Changement de style pour R.J
Ellory avec
Vendetta. Si "
Seul le silence" baignait dans une atmosphère terrifiante, nostalgique et rurale, nous arpentons ici le bitume et des périodes plus récentes. le vrai personnage du roman est sans doute la Nouvelle Orléans et l'étrange et morbide pouvoir d'attraction qu'elle exerce sur ses enfants. En effet, une espèce de malédiction les tient prisonniers de cette terre lourde, de cette ambiance moite, pesante et fétide qui ne peut déboucher que sur la vengeance et la destruction. le style d'
Ellory s'adapte alors à chacun des retours en Louisiane en devenant lui aussi, dense et touffu comme les bayous, coloré et étourdissant comme le Carnaval. Etrange construction pour ce roman qui nous présente un premier personnage de policier, pour l'abandonner assez vite et s'articuler autour d'un dialogue(plutôt un monologue d'ailleurs) au travers duquel les heures noires de l'Amérique vont défiler. En effet, l'histoire est chevillée au récit que livre un tueur de la Mafia -Ernesto Perez, dont on assiste à l'éclosion monstrueuse- à un obscur fonctionnaire Ray Hartmann, naufragé sentimental. C'est le récit d'une course contre le temps : l'Amérique dont le passé criminel défile (revisites historiques sur lesquelles plane l'ombre de
James Ellroy et de ses personnages fétiches : Giancana, Kennedy, Hoffa...)et qui voit ses vieilles "familles" s'adapter ou disparaître, Ray Hartmann, qui n'aspire qu'à une chose, sauver son foyer et répondre à l'ultimatum que lui a fixé sa femme et enfin, le FBI qui doit retrouver une jeune fille kidnappée. le suspense est admirablement conduit et la qualité d'écriture est peut être encore supérieure par sa sobriété à "
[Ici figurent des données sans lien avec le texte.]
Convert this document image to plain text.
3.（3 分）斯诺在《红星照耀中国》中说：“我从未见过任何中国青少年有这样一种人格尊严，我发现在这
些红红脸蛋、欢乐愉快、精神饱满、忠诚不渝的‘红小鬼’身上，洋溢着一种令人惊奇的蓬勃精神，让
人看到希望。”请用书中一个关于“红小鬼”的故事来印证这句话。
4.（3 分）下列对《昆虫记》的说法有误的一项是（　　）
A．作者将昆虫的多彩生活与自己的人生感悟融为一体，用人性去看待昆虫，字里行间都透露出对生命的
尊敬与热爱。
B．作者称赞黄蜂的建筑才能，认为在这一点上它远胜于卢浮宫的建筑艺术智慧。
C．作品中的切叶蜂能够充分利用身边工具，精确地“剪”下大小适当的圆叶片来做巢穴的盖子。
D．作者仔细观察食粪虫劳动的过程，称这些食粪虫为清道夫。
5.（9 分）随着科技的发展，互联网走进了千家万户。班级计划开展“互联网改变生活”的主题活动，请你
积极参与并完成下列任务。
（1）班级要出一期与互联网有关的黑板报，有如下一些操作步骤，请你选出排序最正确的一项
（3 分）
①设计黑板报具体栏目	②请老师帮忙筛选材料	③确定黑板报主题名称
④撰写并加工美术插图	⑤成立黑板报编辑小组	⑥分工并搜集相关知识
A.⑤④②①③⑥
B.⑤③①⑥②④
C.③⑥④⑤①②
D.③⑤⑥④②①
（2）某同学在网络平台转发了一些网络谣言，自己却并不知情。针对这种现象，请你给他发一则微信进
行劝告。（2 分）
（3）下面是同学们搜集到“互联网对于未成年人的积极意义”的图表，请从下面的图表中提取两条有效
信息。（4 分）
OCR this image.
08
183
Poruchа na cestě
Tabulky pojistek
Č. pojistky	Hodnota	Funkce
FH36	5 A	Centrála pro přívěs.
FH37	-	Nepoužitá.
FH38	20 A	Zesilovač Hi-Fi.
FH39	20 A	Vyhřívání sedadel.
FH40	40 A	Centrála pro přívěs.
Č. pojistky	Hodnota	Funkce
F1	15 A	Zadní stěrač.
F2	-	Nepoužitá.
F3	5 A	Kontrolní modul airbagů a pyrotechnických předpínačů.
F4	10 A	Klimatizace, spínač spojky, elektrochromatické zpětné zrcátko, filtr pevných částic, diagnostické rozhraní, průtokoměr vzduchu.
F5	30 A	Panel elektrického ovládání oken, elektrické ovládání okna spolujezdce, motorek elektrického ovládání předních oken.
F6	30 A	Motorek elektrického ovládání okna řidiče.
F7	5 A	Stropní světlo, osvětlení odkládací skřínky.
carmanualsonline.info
Seul le Silence", tout en réservant encore des passages quasi oniriques, notamment quand le tueur fait corps de manière hallucinée avec la boue de sa terre natale ou celle du Cuba de son père.
Roman formidable pour lequel je ne mets "que" 4 étoiles car il me semble qu'
Ellory traîne encore quelques scories de style emprunté ailleurs (aux plus grands toutefois) et qu'à mon sens, il peut aller encore plus haut. Mais déjà, à cette hauteur, l'air s'est raréfié pour la plupart des écrivains qui encombrent le genre.